米カリフォルニア州のスタートアップ企業Aircaptureは、6月5日、5000万ドル(約75億円)規模のシリーズA資金調達を実施した。Larsen Lam気候変動財団が主導し、モジュール型のDAC(Direct Air Capture:直接空気回収)システムの拡大と商業展開を加速する目的だ。
Aircaptureは、食品、飲料、製造業、農業などの分野で使用される高純度CO2を現地供給することで、CO2の運搬コストを削減し、脱炭素化を支援する。
同社のDAC技術は、既存の高コストかつインフラ依存の方式とは異なり、収益性と拡張性を兼ね備えた設計となっている。
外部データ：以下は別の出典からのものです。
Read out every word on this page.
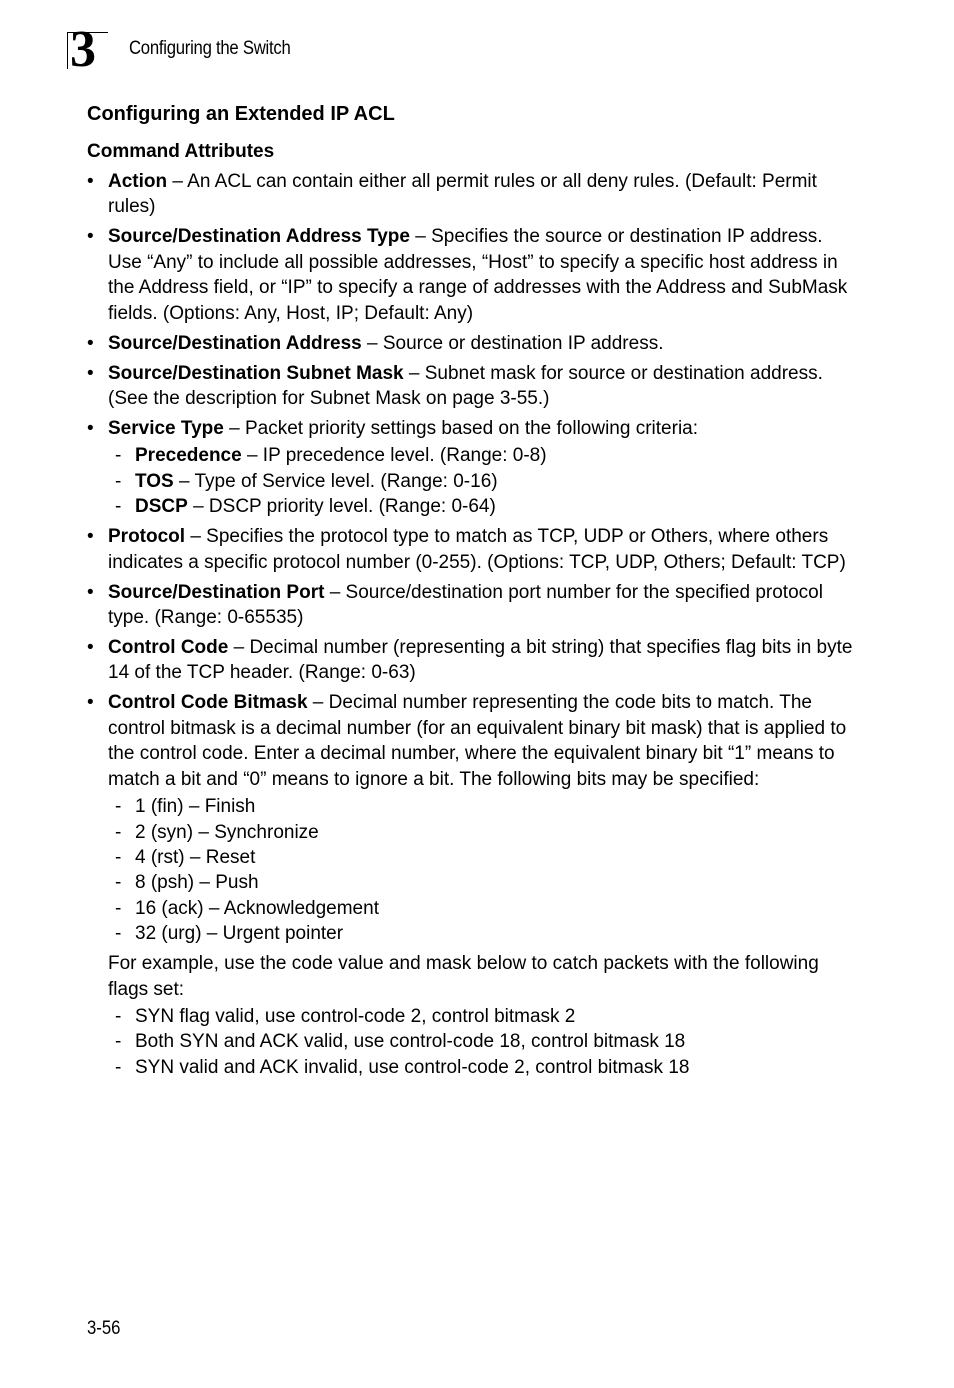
3 Configuring the Switch
Configuring an Extended IP ACL
Command Attributes
• Action – An ACL can contain either all permit rules or all deny rules. (Default: Permit rules)
• Source/Destination Address Type – Specifies the source or destination IP address. Use “Any” to include all possible addresses, “Host” to specify a specific host address in the Address field, or “IP” to specify a range of addresses with the Address and SubMask fields. (Options: Any, Host, IP; Default: Any)
• Source/Destination Address – Source or destination IP address.
• Source/Destination Subnet Mask – Subnet mask for source or destination address. (See the description for Subnet Mask on page 3-55.)
• Service Type – Packet priority settings based on the following criteria:
- Precedence – IP precedence level. (Range: 0-8)
- TOS – Type of Service level. (Range: 0-16)
- DSCP – DSCP priority level. (Range: 0-64)
• Protocol – Specifies the protocol type to match as TCP, UDP or Others, where others indicates a specific protocol number (0-255). (Options: TCP, UDP, Others; Default: TCP)
• Source/Destination Port – Source/destination port number for the specified protocol type. (Range: 0-65535)
• Control Code – Decimal number (representing a bit string) that specifies flag bits in byte 14 of the TCP header. (Range: 0-63)
• Control Code Bitmask – Decimal number representing the code bits to match. The control bitmask is a decimal number (for an equivalent binary bit mask) that is applied to the control code. Enter a decimal number, where the equivalent binary bit “1” means to match a bit and “0” means to ignore a bit. The following bits may be specified:
- 1 (fin) – Finish
- 2 (syn) – Synchronize
- 4 (rst) – Reset
- 8 (psh) – Push
- 16 (ack) – Acknowledgement
- 32 (urg) – Urgent pointer

For example, use the code value and mask below to catch packets with the following flags set:

- SYN flag valid, use control-code 2, control bitmask 2
- Both SYN and ACK valid, use control-code 18, control bitmask 18
- SYN valid and ACK invalid, use control-code 2, control bitmask 18
3-56
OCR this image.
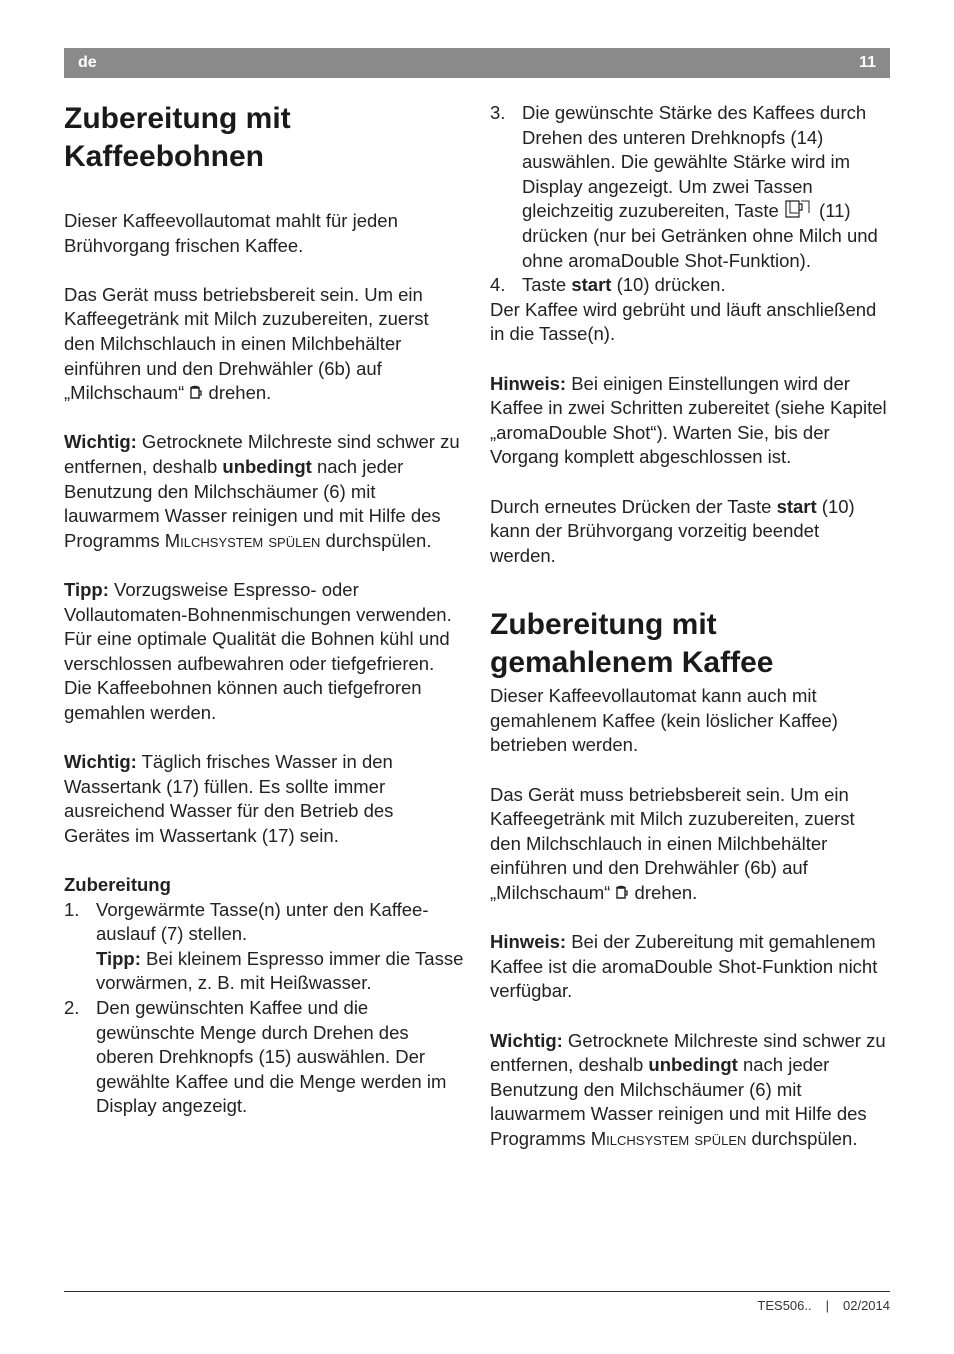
de	11
Zubereitung mit Kaffeebohnen

Dieser Kaffeevollautomat mahlt für jeden Brühvorgang frischen Kaffee.

Das Gerät muss betriebsbereit sein. Um ein Kaffeegetränk mit Milch zuzubereiten, zuerst den Milchschlauch in einen Milchbehälter einführen und den Drehwähler (6b) auf „Milchschaum“  drehen.

Wichtig: Getrocknete Milchreste sind schwer zu entfernen, deshalb unbedingt nach jeder Benutzung den Milchschäumer (6) mit lauwarmem Wasser reinigen und mit Hilfe des Programms Milchsystem spülen durchspülen.

Tipp: Vorzugsweise Espresso- oder Vollautomaten-Bohnenmischungen verwenden. Für eine optimale Qualität die Bohnen kühl und verschlossen aufbewahren oder tiefgefrieren. Die Kaffeebohnen können auch tiefgefroren gemahlen werden.

Wichtig: Täglich frisches Wasser in den Wassertank (17) füllen. Es sollte immer ausreichend Wasser für den Betrieb des Gerätes im Wassertank (17) sein.

Zubereitung

1. Vorgewärmte Tasse(n) unter den Kaffeeauslauf (7) stellen.
Tipp: Bei kleinem Espresso immer die Tasse vorwärmen, z. B. mit Heißwasser.
2. Den gewünschten Kaffee und die gewünschte Menge durch Drehen des oberen Drehknopfs (15) auswählen. Der gewählte Kaffee und die Menge werden im Display angezeigt.
3. Die gewünschte Stärke des Kaffees durch Drehen des unteren Drehknopfs (14) auswählen. Die gewählte Stärke wird im Display angezeigt. Um zwei Tassen gleichzeitig zuzubereiten, Taste  (11) drücken (nur bei Getränken ohne Milch und ohne aromaDouble Shot-Funktion).
4. Taste start (10) drücken.

Der Kaffee wird gebrüht und läuft anschließend in die Tasse(n).

Hinweis: Bei einigen Einstellungen wird der Kaffee in zwei Schritten zubereitet (siehe Kapitel „aromaDouble Shot“). Warten Sie, bis der Vorgang komplett abgeschlossen ist.

Durch erneutes Drücken der Taste start (10) kann der Brühvorgang vorzeitig beendet werden.

Zubereitung mit gemahlenem Kaffee

Dieser Kaffeevollautomat kann auch mit gemahlenem Kaffee (kein löslicher Kaffee) betrieben werden.

Das Gerät muss betriebsbereit sein. Um ein Kaffeegetränk mit Milch zuzubereiten, zuerst den Milchschlauch in einen Milchbehälter einführen und den Drehwähler (6b) auf „Milchschaum“  drehen.

Hinweis: Bei der Zubereitung mit gemahlenem Kaffee ist die aromaDouble Shot-Funktion nicht verfügbar.

Wichtig: Getrocknete Milchreste sind schwer zu entfernen, deshalb unbedingt nach jeder Benutzung den Milchschäumer (6) mit lauwarmem Wasser reinigen und mit Hilfe des Programms Milchsystem spülen durchspülen.

TES506.. | 02/2014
これにより、CO2の供給における価格変動や地政学的リスクを回避できるという。
CEOのMatt Atwood氏は、「DACによるCO2をオンサイトで提供することで、即時の経済的価値を創出し、従来型のサプライチェーンに比べて大幅に環境負荷を削減できる」と述べた。
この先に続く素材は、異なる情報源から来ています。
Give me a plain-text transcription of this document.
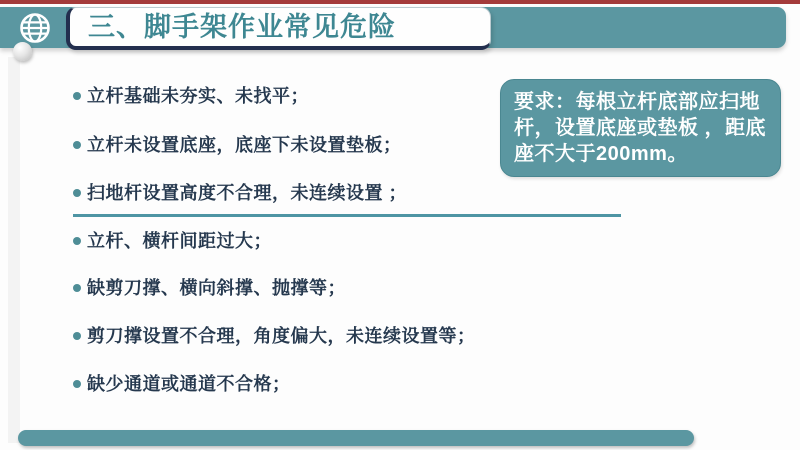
三、脚手架作业常见危险
立杆基础未夯实、未找平；
立杆未设置底座，底座下未设置垫板；
扫地杆设置高度不合理，未连续设置 ；
立杆、横杆间距过大；
缺剪刀撑、横向斜撑、抛撑等；
剪刀撑设置不合理，角度偏大，未连续设置等；
缺少通道或通道不合格；
要求：每根立杆底部应扫地
杆，设置底座或垫板 ，距底
座不大于200mm。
Aircaptureは、XPRIZE「Carbon Removal」受賞の実績を持ち、Fortune100の飲料メーカーを含む複数のグローバル企業と長期契約を締結済みである。これらの契約は「CO2 as a Service™」モデルに基づき、CO2を継続的に供給しつつ、再利用や恒久的な地中貯留(CCS)への道筋も確保している。
今回の資金調達により、同社は次世代DACユニットの製造能力を拡大し、北米・欧州・アジアでの商業展開を強化する。また、エンジニアリングや導入チームの増員も進める予定だ。
投資元のChris Larsen氏(Larsen Lam財団創設者)は、「Aircaptureの技術は、商業的実用性と気候変動対策の両立を実現しており、早期かつ大規模な展開が可能だ」と評価している。